Também para a demógrafa Maria João Valente Rosa, directora da PORDATA, o imobilismo da 'marca psicológica' dos 65 anos é puramente administrativo. A longevidade maior apanhou uma geração de surpresa, e as soluções, já enunciadas em diversos estudos, demoram a ser postas em prática. Até porque, antes de tudo, é preciso acabar com o discurso vigente sobre o envelhecimento na sociedade. «É um discurso perigosíssimo. As pessoas traduzem este processo como sendo uma catástrofe, uma coisa horrível que temos de evitar a todo o custo». Fazer passar a ideia de que «o envelhecimento é algo evitável» é, por isso, algo que temos de abandonar depressa. «Não é, e se for, é-o pelo pior sentido».
O envelhecimento não é necessariamente um mal, segundo Maria João Valente Rosa. Reflecte em Portugal o mesmo que em todos os países desenvolvidos: é resultado de sistemas de saúde e avanços terapêuticos e de prevenção que, quase de um momento para o outro, nos fizeram viver mais uns 15, 20 anos.
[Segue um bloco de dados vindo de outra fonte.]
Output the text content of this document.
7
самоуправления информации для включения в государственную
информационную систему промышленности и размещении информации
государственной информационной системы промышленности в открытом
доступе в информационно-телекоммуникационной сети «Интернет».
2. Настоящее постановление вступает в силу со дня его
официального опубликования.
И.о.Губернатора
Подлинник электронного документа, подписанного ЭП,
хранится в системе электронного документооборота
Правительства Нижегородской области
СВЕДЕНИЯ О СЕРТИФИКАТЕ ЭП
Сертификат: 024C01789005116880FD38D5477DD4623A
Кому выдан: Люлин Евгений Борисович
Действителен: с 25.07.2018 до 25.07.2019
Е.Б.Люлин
No nosso caso, porém, há uma originalidade. Conseguimos 'apanhar' o comboio dos países desenvolvidos a meio da jornada e até os ultrapassámos neste capítulo. «Até há três, quatro décadas, Portugal ainda era, no contexto da UE, um país relativamente jovem, mas pelos piores motivos», sustenta a demógrafa. «As pessoas viviam pouco tempo e tínhamos níveis de fecundidade altíssimos». Mas esses índices altos não traduziam propriamente uma sociedade saudável: «O valor da criança era muito diferente do que é hoje, a criança servia também como um valor económico para a família, já que começava a trabalhar cedo e correspondia a uma garantia para a velhice».
Hoje, uma criança é uma escolha. Por outro lado, ser velho actualmente não é o mesmo que no tempo dos nossos avós. Pessoas de idades avançadas são hoje mais saudáveis e a escolarização aumentou consideravelmente. No futuro, seremos idosos ainda mais preparados. Mas como já se disse, se deixamos de trabalhar aos 65 ou nas redondezas desta idade, de que forma podemos lidar com um clube da 3.ª idade cada vez maior?
Envelhecer de forma activa é uma preocupação que já vem de longe. Passa por manter as relações sociais, explica Manuel Villaverde Cabral. O sucesso da velhice pode ser ditado pela forma como cada um desenvolve este processo. «O grande problema é a socialização. Nos homens a principal fonte de relacionamentos vem do trabalho». Quando isso acaba, alerta, muitos ficam desorientados, sem uma rotina, uma razão de viver. Mas quando falamos de solidão, entramos no domínio dos mitos em torno do envelhecimento, considera Villaverde Cabral. «Não digo que não haja solidão em Portugal, há sim, por exemplo em Lisboa. Mas a solidão é um estado de morbilidade, alguém que se retira, deixa ficar. Mas que, só até certo ponto, coincide com o envelhecimento».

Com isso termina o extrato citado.